Mistakes made by doctors result in medical malpractice when a physician fails to exercise the level or care, skill and prudence necessary to prevent patient injury. There are a variety of situations in which a case can be brought against a doctor that may include:
• Misuse of medical equipment
• Improper prescribing of medications
• Physician failure to obtain patient consent for medical procedures
• Failure to properly diagnose and treat a disease
• Surgical, anesthetic or other errors that harm a patient
There are numerous factors that may lead to these mistakes being made and some of the most common may include:
• Alcohol or drugs impair the doctor’s judgment
• Poor or illegible handwriting that leads to errors in the medications being prescribed
• Failure to listen attentively to complaints made by the patient
• Failure to perform the proper diagnostic tests
• Failure to diagnose or misdiagnose the patient’s symptoms
• Misinterpretation of test results or failure to take the proper action when abnormal results are present
Some doctor’s mistakes may go unreported because the patient was not aware of the mistake or because the medical professional is reluctant to admit their mistake due to fear of being held liable. When doctors violate patients’ rights out of carelessness or negligence, they can and should be held responsible for their actions.
Establishing the Duty of Care
All medical professionals owe a duty of care to their patients and negligence or malpractice can occur when they improperly perform their duty out of carelessness. An injured plaintiff may choose to sue a doctor when they deviate from the standards set forth by others in the same field. For example, let’s say that you are admitted to the hospital for a routine operation. The anesthesiologist is tasked with administering the proper amount of medication to keep you under during the procedure. They may be held liable for damages when they breach their duty of care to the patient by giving the wrong medication or administering an overdose. Anesthesiologists are also responsible for properly monitoring the patient’s respiratory condition and other vital signs during surgery. Failing to do so can result in a medical malpractice claim against them. Negligence may be proven by testimony from other medical professionals who act in the same capacity that can testify that the duty and standard of care fell below what was required.
Getting Compensation For Your Injuries
All victims of medical malpractice have the right to seek damages for their injuries. However, bringing a legal action for wrongful death can be very complicated. Each state has different laws that apply to these types of lawsuits. In most cases, the individuals who can bring a wrongful death claim are the surviving spouse, the parent or the child of the person who passed away. Family members can typically recover compensation for:
• Medical bills and funeral costs
• Estimated lost wages that the individual would have earned during their lifetime
• Pain and suffering of the survivors due to the absence of their loved one
In the case of the wrongful death of an infant, parents may seek damages for the loss of companionship and mental anguish caused by the death of their child.

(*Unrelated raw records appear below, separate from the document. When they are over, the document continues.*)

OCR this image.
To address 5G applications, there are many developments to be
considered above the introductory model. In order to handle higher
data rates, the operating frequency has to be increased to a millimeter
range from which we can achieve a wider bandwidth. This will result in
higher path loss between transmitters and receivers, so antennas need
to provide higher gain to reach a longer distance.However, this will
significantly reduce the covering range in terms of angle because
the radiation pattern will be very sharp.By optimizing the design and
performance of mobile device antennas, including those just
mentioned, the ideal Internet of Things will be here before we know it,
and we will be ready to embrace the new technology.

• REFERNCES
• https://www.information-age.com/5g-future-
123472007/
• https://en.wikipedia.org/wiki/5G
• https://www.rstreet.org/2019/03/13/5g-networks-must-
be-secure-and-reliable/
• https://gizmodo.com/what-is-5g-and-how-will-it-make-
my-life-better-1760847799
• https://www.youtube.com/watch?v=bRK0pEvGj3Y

Punitive damages may be sought when the defendant acted in a reckless or grossly negligent manner. Punitive damages are used to punish the defendant and deter others from such bad behavior in the future. Some states place limits on the amount of compensation a plaintiff may be able to recover, so it is important to determine what the laws are in your jurisdiction.

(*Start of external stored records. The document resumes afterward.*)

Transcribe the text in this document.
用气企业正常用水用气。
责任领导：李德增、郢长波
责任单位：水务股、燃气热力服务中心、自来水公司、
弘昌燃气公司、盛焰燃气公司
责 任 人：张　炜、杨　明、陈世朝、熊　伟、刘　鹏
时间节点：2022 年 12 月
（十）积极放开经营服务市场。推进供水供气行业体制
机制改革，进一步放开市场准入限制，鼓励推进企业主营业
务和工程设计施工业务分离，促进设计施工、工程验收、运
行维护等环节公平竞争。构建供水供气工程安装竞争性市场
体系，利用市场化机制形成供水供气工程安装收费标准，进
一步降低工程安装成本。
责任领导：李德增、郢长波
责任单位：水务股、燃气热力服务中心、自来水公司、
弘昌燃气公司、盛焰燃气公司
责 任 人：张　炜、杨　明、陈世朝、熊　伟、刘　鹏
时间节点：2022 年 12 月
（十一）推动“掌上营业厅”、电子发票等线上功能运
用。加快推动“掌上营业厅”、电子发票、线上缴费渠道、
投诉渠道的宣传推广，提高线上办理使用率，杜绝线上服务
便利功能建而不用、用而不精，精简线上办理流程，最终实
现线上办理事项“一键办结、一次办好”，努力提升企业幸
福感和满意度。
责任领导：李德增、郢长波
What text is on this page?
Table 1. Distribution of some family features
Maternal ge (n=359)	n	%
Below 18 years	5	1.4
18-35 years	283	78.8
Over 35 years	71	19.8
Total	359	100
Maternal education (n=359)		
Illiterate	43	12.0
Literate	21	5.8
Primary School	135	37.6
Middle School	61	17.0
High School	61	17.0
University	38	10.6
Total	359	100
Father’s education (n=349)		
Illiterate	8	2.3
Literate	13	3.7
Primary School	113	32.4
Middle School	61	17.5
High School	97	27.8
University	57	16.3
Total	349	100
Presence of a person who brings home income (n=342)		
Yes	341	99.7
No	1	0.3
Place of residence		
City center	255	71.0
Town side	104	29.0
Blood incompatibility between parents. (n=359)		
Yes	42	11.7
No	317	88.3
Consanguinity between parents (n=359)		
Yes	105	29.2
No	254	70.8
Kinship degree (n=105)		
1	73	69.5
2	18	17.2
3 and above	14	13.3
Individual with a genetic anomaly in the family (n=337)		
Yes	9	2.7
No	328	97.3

Seeking Legal Advice From a Medical Malpractice Attorney
If you believe that your physician or hospital engaged in medical malpractice, you have every right to sue for damages incurred. Malpractice law is extremely complex and requires an experienced professional to handle such cases. Medical malpractice attorneys can advise you on whether it is worth your time to pursue legal action. An experienced lawyer can cut through the red tape and maze of paperwork required to resolve your claim.